Doch Wildschweine sind nur ein Glied der Übertragungskette. Mehr als ein paar Dutzend Kilometer im Jahr treiben sie die Infektion nicht räumlich voran. Woher rühren dann aber die riesigen Sprünge, die der Erreger gelegentlich meistert?

Fahrzeuge und Müll an Fernstraßen können das Virus verbreiten

Große räumliche Sprünge macht die ASP vor allem entlang von Hauptverkehrswegen. Kontakt mit Menschen und Fahrzeugen aus Infektionsgebieten sorgt unvermittelt für weit entfernte Ausbrüche in Wildschweinpopulationen. Deshalb lässt sich die Vorwärtsbewegung des Virus auch so schwer einschätzen.

Fahrzeuge, die Kontakt mit infiziertem Tiermaterial hatten, bilden dabei eine bedenkliche Infektionsquelle. Noch gefährlicher aber ist das unbedachte Verhalten der Insassen. Werden Lebensmittel, die Rohwurst oder nicht genügend erhitzte Schweinefleischprodukte enthalten, bedenkenlos in unverschlossenen Mülleimern entsorgt, nehmen Wildschweine diese Einladung gern an und können sich so mit dem ASP-Virus anstecken. Auf diese Weise kommt es zu Neuausbrüchen in bis dahin scheinbar wenig gefährdeten Regionen.

Vorsicht bei Wildschweinfleisch und Jagdtrophäen

Gejagte Wildschweine werden verladen.

Die Bejagung von Wildschweinen dient vor allem dazu, im Infektionsfall ein Heraustragen des Virus aus dem Sperrbezirk zu behindern. 

Dennoch birgt die Jagd auch eine weitere Gefahr der Erregerübertragung.
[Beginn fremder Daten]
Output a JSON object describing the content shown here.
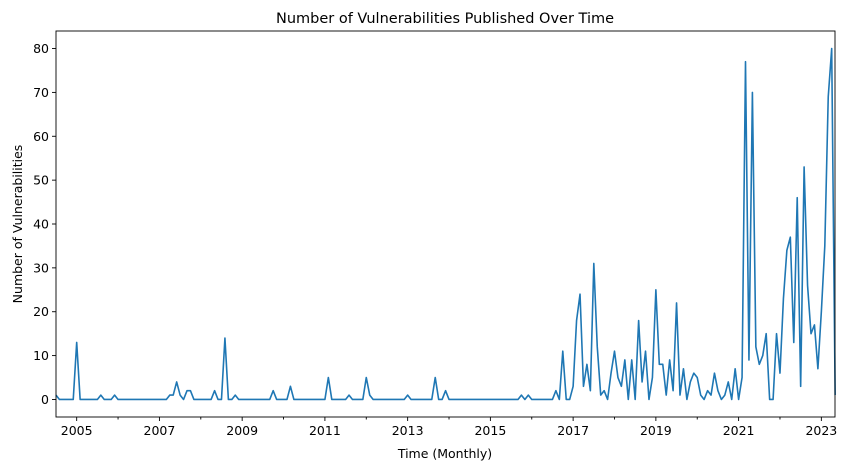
{
  "chart_data": {
    "type": "line",
    "title": "Number of Vulnerabilities Published Over Time",
    "xlabel": "Time (Monthly)",
    "ylabel": "Number of Vulnerabilities",
    "xlim": [
      2004.5,
      2023.33
    ],
    "ylim": [
      -4,
      84
    ],
    "grid": false,
    "line_color": "#1f77b4",
    "x_ticks": [
      {
        "value": 2005,
        "label": "2005"
      },
      {
        "value": 2007,
        "label": "2007"
      },
      {
        "value": 2009,
        "label": "2009"
      },
      {
        "value": 2011,
        "label": "2011"
      },
      {
        "value": 2013,
        "label": "2013"
      },
      {
        "value": 2015,
        "label": "2015"
      },
      {
        "value": 2017,
        "label": "2017"
      },
      {
        "value": 2019,
        "label": "2019"
      },
      {
        "value": 2021,
        "label": "2021"
      },
      {
        "value": 2023,
        "label": "2023"
      }
    ],
    "y_ticks": [
      {
        "value": 0,
        "label": "0"
      },
      {
        "value": 10,
        "label": "10"
      },
      {
        "value": 20,
        "label": "20"
      },
      {
        "value": 30,
        "label": "30"
      },
      {
        "value": 40,
        "label": "40"
      },
      {
        "value": 50,
        "label": "50"
      },
      {
        "value": 60,
        "label": "60"
      },
      {
        "value": 70,
        "label": "70"
      },
      {
        "value": 80,
        "label": "80"
      }
    ],
    "series": [
      {
        "points": [
          [
            "2004-07",
            1
          ],
          [
            "2004-08",
            0
          ],
          [
            "2004-09",
            0
          ],
          [
            "2004-10",
            0
          ],
          [
            "2004-11",
            0
          ],
          [
            "2004-12",
            0
          ],
          [
            "2005-01",
            13
          ],
          [
            "2005-02",
            0
          ],
          [
            "2005-03",
            0
          ],
          [
            "2005-04",
            0
          ],
          [
            "2005-05",
            0
          ],
          [
            "2005-06",
            0
          ],
          [
            "2005-07",
            0
          ],
          [
            "2005-08",
            1
          ],
          [
            "2005-09",
            0
          ],
          [
            "2005-10",
            0
          ],
          [
            "2005-11",
            0
          ],
          [
            "2005-12",
            1
          ],
          [
            "2006-01",
            0
          ],
          [
            "2006-02",
            0
          ],
          [
            "2006-03",
            0
          ],
          [
            "2006-04",
            0
          ],
          [
            "2006-05",
            0
          ],
          [
            "2006-06",
            0
          ],
          [
            "2006-07",
            0
          ],
          [
            "2006-08",
            0
          ],
          [
            "2006-09",
            0
          ],
          [
            "2006-10",
            0
          ],
          [
            "2006-11",
            0
          ],
          [
            "2006-12",
            0
          ],
          [
            "2007-01",
            0
          ],
          [
            "2007-02",
            0
          ],
          [
            "2007-03",
            0
          ],
          [
            "2007-04",
            1
          ],
          [
            "2007-05",
            1
          ],
          [
            "2007-06",
            4
          ],
          [
            "2007-07",
            1
          ],
          [
            "2007-08",
            0
          ],
          [
            "2007-09",
            2
          ],
          [
            "2007-10",
            2
          ],
          [
            "2007-11",
            0
          ],
          [
            "2007-12",
            0
          ],
          [
            "2008-01",
            0
          ],
          [
            "2008-02",
            0
          ],
          [
            "2008-03",
            0
          ],
          [
            "2008-04",
            0
          ],
          [
            "2008-05",
            2
          ],
          [
            "2008-06",
            0
          ],
          [
            "2008-07",
            0
          ],
          [
            "2008-08",
            14
          ],
          [
            "2008-09",
            0
          ],
          [
            "2008-10",
            0
          ],
          [
            "2008-11",
            1
          ],
          [
            "2008-12",
            0
          ],
          [
            "2009-01",
            0
          ],
          [
            "2009-02",
            0
          ],
          [
            "2009-03",
            0
          ],
          [
            "2009-04",
            0
          ],
          [
            "2009-05",
            0
          ],
          [
            "2009-06",
            0
          ],
          [
            "2009-07",
            0
          ],
          [
            "2009-08",
            0
          ],
          [
            "2009-09",
            0
          ],
          [
            "2009-10",
            2
          ],
          [
            "2009-11",
            0
          ],
          [
            "2009-12",
            0
          ],
          [
            "2010-01",
            0
          ],
          [
            "2010-02",
            0
          ],
          [
            "2010-03",
            3
          ],
          [
            "2010-04",
            0
          ],
          [
            "2010-05",
            0
          ],
          [
            "2010-06",
            0
          ],
          [
            "2010-07",
            0
          ],
          [
            "2010-08",
            0
          ],
          [
            "2010-09",
            0
          ],
          [
            "2010-10",
            0
          ],
          [
            "2010-11",
            0
          ],
          [
            "2010-12",
            0
          ],
          [
            "2011-01",
            0
          ],
          [
            "2011-02",
            5
          ],
          [
            "2011-03",
            0
          ],
          [
            "2011-04",
            0
          ],
          [
            "2011-05",
            0
          ],
          [
            "2011-06",
            0
          ],
          [
            "2011-07",
            0
          ],
          [
            "2011-08",
            1
          ],
          [
            "2011-09",
            0
          ],
          [
            "2011-10",
            0
          ],
          [
            "2011-11",
            0
          ],
          [
            "2011-12",
            0
          ],
          [
            "2012-01",
            5
          ],
          [
            "2012-02",
            1
          ],
          [
            "2012-03",
            0
          ],
          [
            "2012-04",
            0
          ],
          [
            "2012-05",
            0
          ],
          [
            "2012-06",
            0
          ],
          [
            "2012-07",
            0
          ],
          [
            "2012-08",
            0
          ],
          [
            "2012-09",
            0
          ],
          [
            "2012-10",
            0
          ],
          [
            "2012-11",
            0
          ],
          [
            "2012-12",
            0
          ],
          [
            "2013-01",
            1
          ],
          [
            "2013-02",
            0
          ],
          [
            "2013-03",
            0
          ],
          [
            "2013-04",
            0
          ],
          [
            "2013-05",
            0
          ],
          [
            "2013-06",
            0
          ],
          [
            "2013-07",
            0
          ],
          [
            "2013-08",
            0
          ],
          [
            "2013-09",
            5
          ],
          [
            "2013-10",
            0
          ],
          [
            "2013-11",
            0
          ],
          [
            "2013-12",
            2
          ],
          [
            "2014-01",
            0
          ],
          [
            "2014-02",
            0
          ],
          [
            "2014-03",
            0
          ],
          [
            "2014-04",
            0
          ],
          [
            "2014-05",
            0
          ],
          [
            "2014-06",
            0
          ],
          [
            "2014-07",
            0
          ],
          [
            "2014-08",
            0
          ],
          [
            "2014-09",
            0
          ],
          [
            "2014-10",
            0
          ],
          [
            "2014-11",
            0
          ],
          [
            "2014-12",
            0
          ],
          [
            "2015-01",
            0
          ],
          [
            "2015-02",
            0
          ],
          [
            "2015-03",
            0
          ],
          [
            "2015-04",
            0
          ],
          [
            "2015-05",
            0
          ],
          [
            "2015-06",
            0
          ],
          [
            "2015-07",
            0
          ],
          [
            "2015-08",
            0
          ],
          [
            "2015-09",
            0
          ],
          [
            "2015-10",
            1
          ],
          [
            "2015-11",
            0
          ],
          [
            "2015-12",
            1
          ],
          [
            "2016-01",
            0
          ],
          [
            "2016-02",
            0
          ],
          [
            "2016-03",
            0
          ],
          [
            "2016-04",
            0
          ],
          [
            "2016-05",
            0
          ],
          [
            "2016-06",
            0
          ],
          [
            "2016-07",
            0
          ],
          [
            "2016-08",
            2
          ],
          [
            "2016-09",
            0
          ],
          [
            "2016-10",
            11
          ],
          [
            "2016-11",
            0
          ],
          [
            "2016-12",
            0
          ],
          [
            "2017-01",
            3
          ],
          [
            "2017-02",
            18
          ],
          [
            "2017-03",
            24
          ],
          [
            "2017-04",
            3
          ],
          [
            "2017-05",
            8
          ],
          [
            "2017-06",
            2
          ],
          [
            "2017-07",
            31
          ],
          [
            "2017-08",
            12
          ],
          [
            "2017-09",
            1
          ],
          [
            "2017-10",
            2
          ],
          [
            "2017-11",
            0
          ],
          [
            "2017-12",
            6
          ],
          [
            "2018-01",
            11
          ],
          [
            "2018-02",
            5
          ],
          [
            "2018-03",
            3
          ],
          [
            "2018-04",
            9
          ],
          [
            "2018-05",
            0
          ],
          [
            "2018-06",
            9
          ],
          [
            "2018-07",
            0
          ],
          [
            "2018-08",
            18
          ],
          [
            "2018-09",
            4
          ],
          [
            "2018-10",
            11
          ],
          [
            "2018-11",
            0
          ],
          [
            "2018-12",
            5
          ],
          [
            "2019-01",
            25
          ],
          [
            "2019-02",
            8
          ],
          [
            "2019-03",
            8
          ],
          [
            "2019-04",
            1
          ],
          [
            "2019-05",
            9
          ],
          [
            "2019-06",
            2
          ],
          [
            "2019-07",
            22
          ],
          [
            "2019-08",
            1
          ],
          [
            "2019-09",
            7
          ],
          [
            "2019-10",
            0
          ],
          [
            "2019-11",
            4
          ],
          [
            "2019-12",
            6
          ],
          [
            "2020-01",
            5
          ],
          [
            "2020-02",
            1
          ],
          [
            "2020-03",
            0
          ],
          [
            "2020-04",
            2
          ],
          [
            "2020-05",
            1
          ],
          [
            "2020-06",
            6
          ],
          [
            "2020-07",
            2
          ],
          [
            "2020-08",
            0
          ],
          [
            "2020-09",
            1
          ],
          [
            "2020-10",
            4
          ],
          [
            "2020-11",
            0
          ],
          [
            "2020-12",
            7
          ],
          [
            "2021-01",
            0
          ],
          [
            "2021-02",
            5
          ],
          [
            "2021-03",
            77
          ],
          [
            "2021-04",
            9
          ],
          [
            "2021-05",
            70
          ],
          [
            "2021-06",
            12
          ],
          [
            "2021-07",
            8
          ],
          [
            "2021-08",
            10
          ],
          [
            "2021-09",
            15
          ],
          [
            "2021-10",
            0
          ],
          [
            "2021-11",
            0
          ],
          [
            "2021-12",
            15
          ],
          [
            "2022-01",
            6
          ],
          [
            "2022-02",
            23
          ],
          [
            "2022-03",
            34
          ],
          [
            "2022-04",
            37
          ],
          [
            "2022-05",
            13
          ],
          [
            "2022-06",
            46
          ],
          [
            "2022-07",
            3
          ],
          [
            "2022-08",
            53
          ],
          [
            "2022-09",
            26
          ],
          [
            "2022-10",
            15
          ],
          [
            "2022-11",
            17
          ],
          [
            "2022-12",
            7
          ],
          [
            "2023-01",
            20
          ],
          [
            "2023-02",
            35
          ],
          [
            "2023-03",
            69
          ],
          [
            "2023-04",
            80
          ],
          [
            "2023-05",
            1
          ]
        ]
      }
    ]
  }
}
Prof. Thomas Mettenleiter dazu: "Viele Landwirte sind auch Jäger, deshalb ist bei der Mitnahme von Fleisch und Trophäen besondere Sorgfalt geboten." Nicht jedes geschossene Schwein werde auf eine ASP-Infektion untersucht, da die Tiere bereits kurz nach der Ansteckungn deutliche sichtbar erkranken und dann schnell sterben. Dennoch besteht natürlich auch bei einem scheinbar gesunden Tier ein Restrisiko.

Vor allem von Jagdreisen in die Nähe der bereits betroffenenen Gebiete in Osteuropa sollten deshalb keine (unbehandelten) Trophäen mitgebracht und Kleidung und Geräte gründlich desinfiziert werden.
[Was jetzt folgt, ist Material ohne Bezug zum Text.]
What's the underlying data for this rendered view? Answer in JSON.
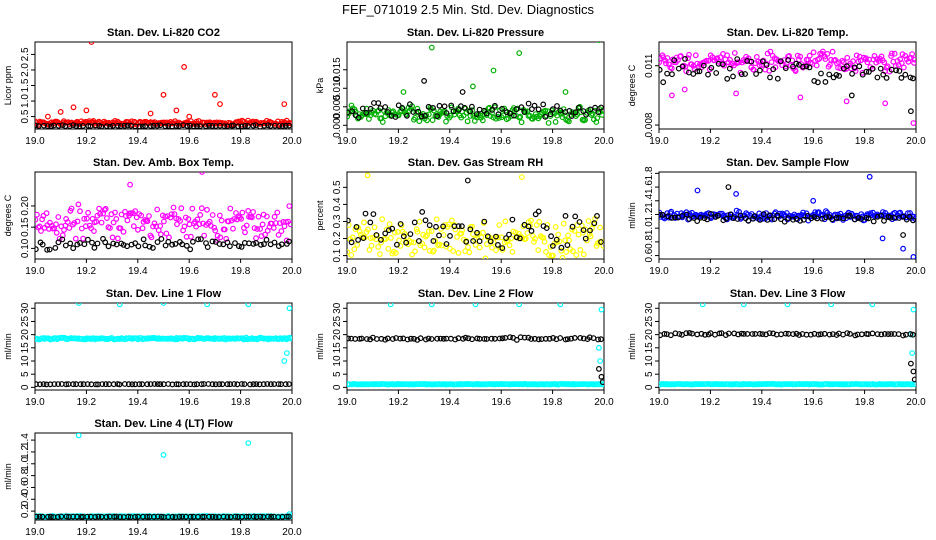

Strenge Biosicherheit bietet den besten Schutz für den Betrieb

Der Eintrag in Hausschweinebestände geht generell nicht ohne den Menschen vonstatten. Hier ist der Dreh- und Angelpunkt eine penible Biosicherheit im Betrieb.
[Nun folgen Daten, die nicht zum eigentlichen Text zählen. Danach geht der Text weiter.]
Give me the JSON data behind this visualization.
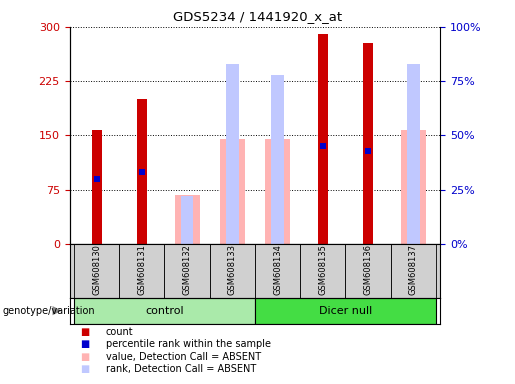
{
  "title": "GDS5234 / 1441920_x_at",
  "samples": [
    "GSM608130",
    "GSM608131",
    "GSM608132",
    "GSM608133",
    "GSM608134",
    "GSM608135",
    "GSM608136",
    "GSM608137"
  ],
  "count": [
    158,
    200,
    0,
    0,
    0,
    290,
    278,
    0
  ],
  "percentile_rank_pct": [
    30,
    33,
    0,
    0,
    0,
    45,
    43,
    0
  ],
  "absent_value": [
    0,
    0,
    68,
    145,
    145,
    0,
    0,
    158
  ],
  "absent_rank_pct": [
    0,
    0,
    22,
    83,
    78,
    0,
    0,
    83
  ],
  "left_ylim": [
    0,
    300
  ],
  "left_yticks": [
    0,
    75,
    150,
    225,
    300
  ],
  "right_yticks": [
    0,
    25,
    50,
    75,
    100
  ],
  "right_yticklabels": [
    "0%",
    "25%",
    "50%",
    "75%",
    "100%"
  ],
  "bar_color_count": "#cc0000",
  "bar_color_percentile": "#0000cc",
  "bar_color_absent_value": "#ffb3b3",
  "bar_color_absent_rank": "#c0c8ff",
  "left_label_color": "#cc0000",
  "right_label_color": "#0000cc",
  "control_color": "#aaeaaa",
  "dicer_color": "#44dd44",
  "sample_bg": "#d0d0d0"
}
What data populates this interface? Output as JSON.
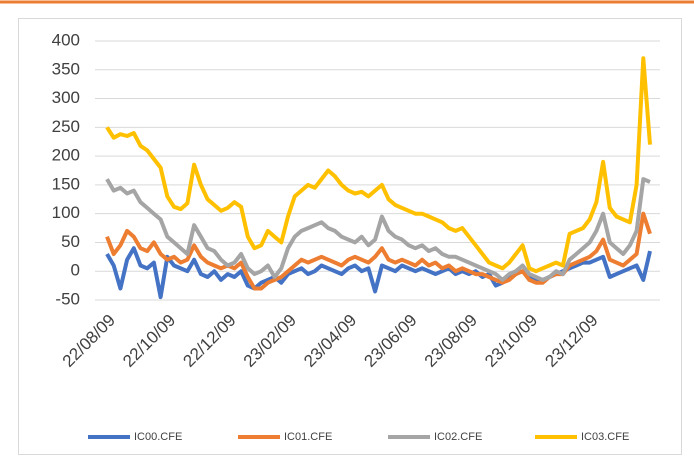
{
  "chart_data": {
    "type": "line",
    "categories": [
      "22/08/09",
      null,
      null,
      null,
      null,
      null,
      null,
      null,
      null,
      "22/10/09",
      null,
      null,
      null,
      null,
      null,
      null,
      null,
      null,
      "22/12/09",
      null,
      null,
      null,
      null,
      null,
      null,
      null,
      null,
      "23/02/09",
      null,
      null,
      null,
      null,
      null,
      null,
      null,
      null,
      "23/04/09",
      null,
      null,
      null,
      null,
      null,
      null,
      null,
      null,
      "23/06/09",
      null,
      null,
      null,
      null,
      null,
      null,
      null,
      null,
      "23/08/09",
      null,
      null,
      null,
      null,
      null,
      null,
      null,
      null,
      "23/10/09",
      null,
      null,
      null,
      null,
      null,
      null,
      null,
      null,
      "23/12/09",
      null,
      null,
      null,
      null,
      null,
      null,
      null,
      null,
      null
    ],
    "series": [
      {
        "name": "IC00.CFE",
        "color": "#4472c4",
        "values": [
          30,
          10,
          -30,
          20,
          40,
          10,
          5,
          15,
          -45,
          25,
          10,
          5,
          0,
          20,
          -5,
          -10,
          0,
          -15,
          -5,
          -10,
          0,
          -25,
          -30,
          -20,
          -15,
          -10,
          -20,
          -5,
          0,
          5,
          -5,
          0,
          10,
          5,
          0,
          -5,
          5,
          10,
          0,
          5,
          -35,
          10,
          5,
          0,
          10,
          5,
          0,
          5,
          0,
          -5,
          0,
          5,
          -5,
          0,
          -5,
          0,
          -10,
          -5,
          -25,
          -20,
          -10,
          -5,
          0,
          -10,
          -15,
          -15,
          -10,
          -5,
          0,
          5,
          10,
          15,
          15,
          20,
          25,
          -10,
          -5,
          0,
          5,
          10,
          -15,
          35
        ]
      },
      {
        "name": "IC01.CFE",
        "color": "#ed7d31",
        "values": [
          60,
          30,
          45,
          70,
          60,
          40,
          35,
          50,
          30,
          20,
          25,
          15,
          20,
          45,
          25,
          15,
          10,
          5,
          10,
          5,
          15,
          -10,
          -30,
          -30,
          -20,
          -15,
          -10,
          0,
          10,
          20,
          15,
          20,
          25,
          20,
          15,
          10,
          20,
          25,
          20,
          15,
          25,
          40,
          20,
          15,
          20,
          15,
          10,
          20,
          10,
          15,
          5,
          10,
          0,
          5,
          0,
          -5,
          -5,
          -10,
          -15,
          -20,
          -15,
          -5,
          0,
          -15,
          -20,
          -20,
          -10,
          -5,
          -5,
          10,
          15,
          20,
          25,
          35,
          55,
          20,
          15,
          10,
          20,
          30,
          100,
          65
        ]
      },
      {
        "name": "IC02.CFE",
        "color": "#a5a5a5",
        "values": [
          160,
          140,
          145,
          135,
          140,
          120,
          110,
          100,
          90,
          60,
          50,
          40,
          30,
          80,
          60,
          40,
          35,
          20,
          10,
          15,
          30,
          5,
          -5,
          0,
          10,
          -10,
          5,
          40,
          60,
          70,
          75,
          80,
          85,
          75,
          70,
          60,
          55,
          50,
          60,
          45,
          55,
          95,
          70,
          60,
          55,
          45,
          40,
          45,
          35,
          40,
          30,
          25,
          25,
          20,
          15,
          10,
          5,
          0,
          -5,
          -15,
          -5,
          0,
          10,
          -5,
          -10,
          -15,
          -10,
          0,
          -5,
          20,
          30,
          40,
          50,
          70,
          100,
          50,
          40,
          30,
          45,
          70,
          160,
          155
        ]
      },
      {
        "name": "IC03.CFE",
        "color": "#ffc000",
        "values": [
          250,
          232,
          238,
          235,
          240,
          218,
          210,
          195,
          180,
          130,
          112,
          108,
          118,
          185,
          150,
          125,
          115,
          105,
          110,
          120,
          112,
          60,
          40,
          45,
          70,
          60,
          50,
          95,
          130,
          140,
          150,
          145,
          160,
          175,
          165,
          150,
          140,
          135,
          138,
          130,
          140,
          150,
          125,
          115,
          110,
          105,
          100,
          100,
          95,
          90,
          85,
          75,
          70,
          75,
          60,
          45,
          30,
          15,
          10,
          5,
          15,
          30,
          45,
          5,
          0,
          5,
          10,
          15,
          10,
          65,
          70,
          75,
          90,
          120,
          190,
          110,
          95,
          90,
          85,
          150,
          370,
          220
        ]
      }
    ],
    "ylim": [
      -50,
      400
    ],
    "yticks": [
      -50,
      0,
      50,
      100,
      150,
      200,
      250,
      300,
      350,
      400
    ],
    "grid": true
  }
}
Dabei gilt: Die bisherigen Sicherheitsmaßnahmen gegen diverse hochinfektiöse Tierseuchen – Seuchenwannen für Fahrzeuge, nur der nötigste Zugang für Betriebsfremde, striktes Schwarz-Weiß-Prinzip etc. – reichen aus. Die afrikanische Schweinepest tötet zwar fast alle infizierten Schweine, ihre Ansteckungsfähigkeit aber fällt hinter der der Klassischen Schweinepest zurück.